I also had the same problem and could not re-upload a package with the same version after deleting it from pypi, but the following solution worked for me.

https://stackoverflow.com/a/28874414/13175549

[octachrome]

I had a similar question but for binary packages. A fix for binary packages is to append a build tag to the version number, e.g. rename mypkg-1.2.3-cp310-cp310-win_amd64.whl to mypkg-1.2.3-1-cp310-cp310-win_amd64.whl. This behaviour is documented at https://peps.python.org/pep-0427/#file-name-convention:

build tag
Optional build number. Must start with a digit. Acts as a tie-breaker if two wheel file names are the same in all other respects (i.e. name, version, and other tags). Sort as an empty tuple if unspecified, else sort as a two-item tuple with the first item being the initial digits as an int, and the second item being the remainder of the tag as a str.
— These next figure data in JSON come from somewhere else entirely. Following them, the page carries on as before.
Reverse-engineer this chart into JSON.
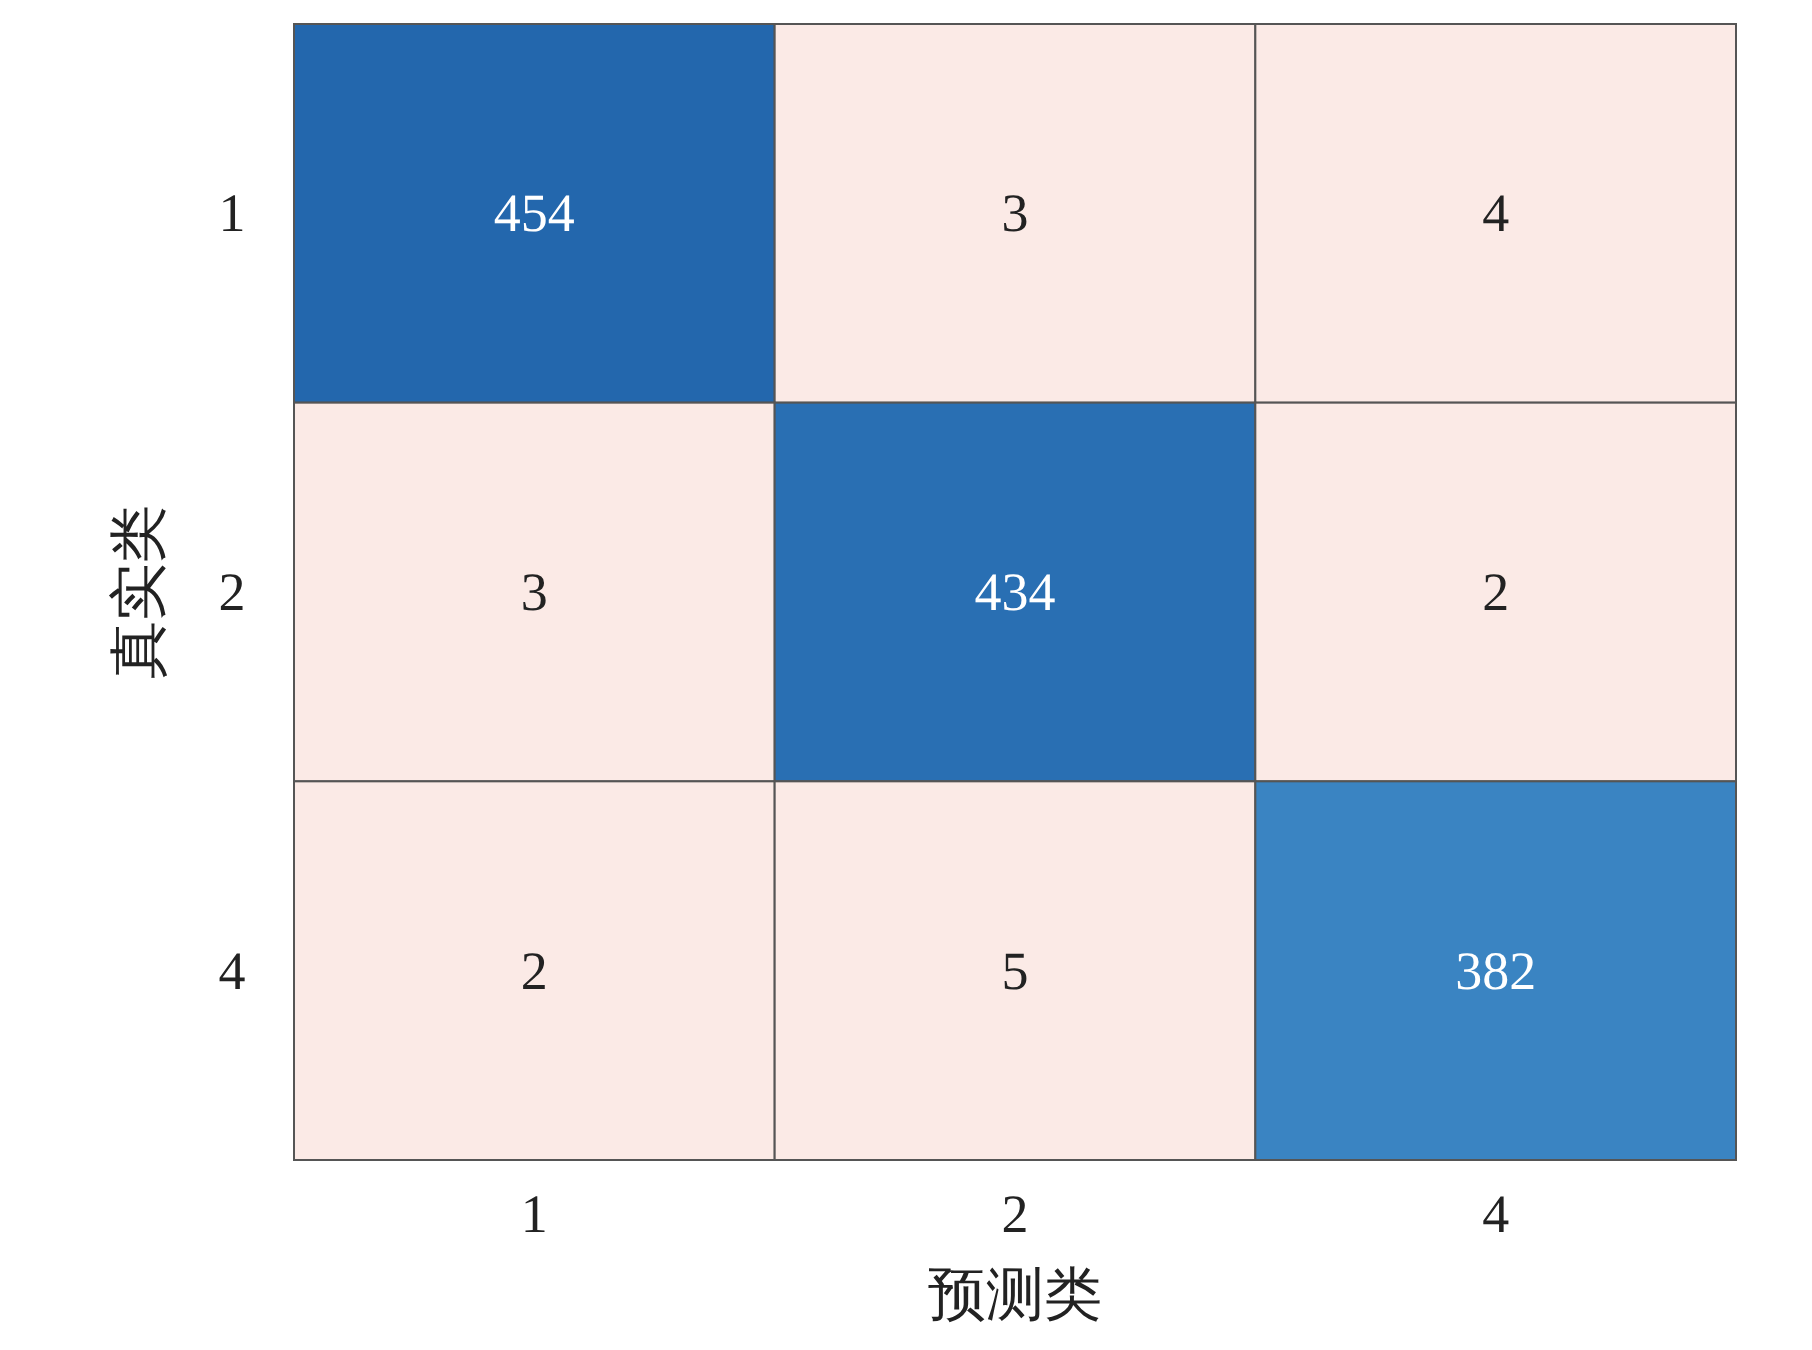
{
  "chart_data": {
    "type": "heatmap",
    "xlabel": "预测类",
    "ylabel": "真实类",
    "categories": [
      "1",
      "2",
      "4"
    ],
    "y_categories": [
      "1",
      "2",
      "4"
    ],
    "data_labels": true,
    "cells": [
      [
        454,
        3,
        4
      ],
      [
        3,
        434,
        2
      ],
      [
        2,
        5,
        382
      ]
    ]
  }
}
This is better than appending .post1 as mentioned in another comment, since that is considered a different version number by pip so users must change their requirements.txt etc., which was not acceptable for me. Appending -1, however, is considered by pip to be the same version.

This may not work with source distributions.

[pfmoore]

It should work with source distributions too, but I didn't test that.

Source distributions have no formal notion of a build tag, so if it works with sdists, that's likely to be by accident and shouldn't be relied on.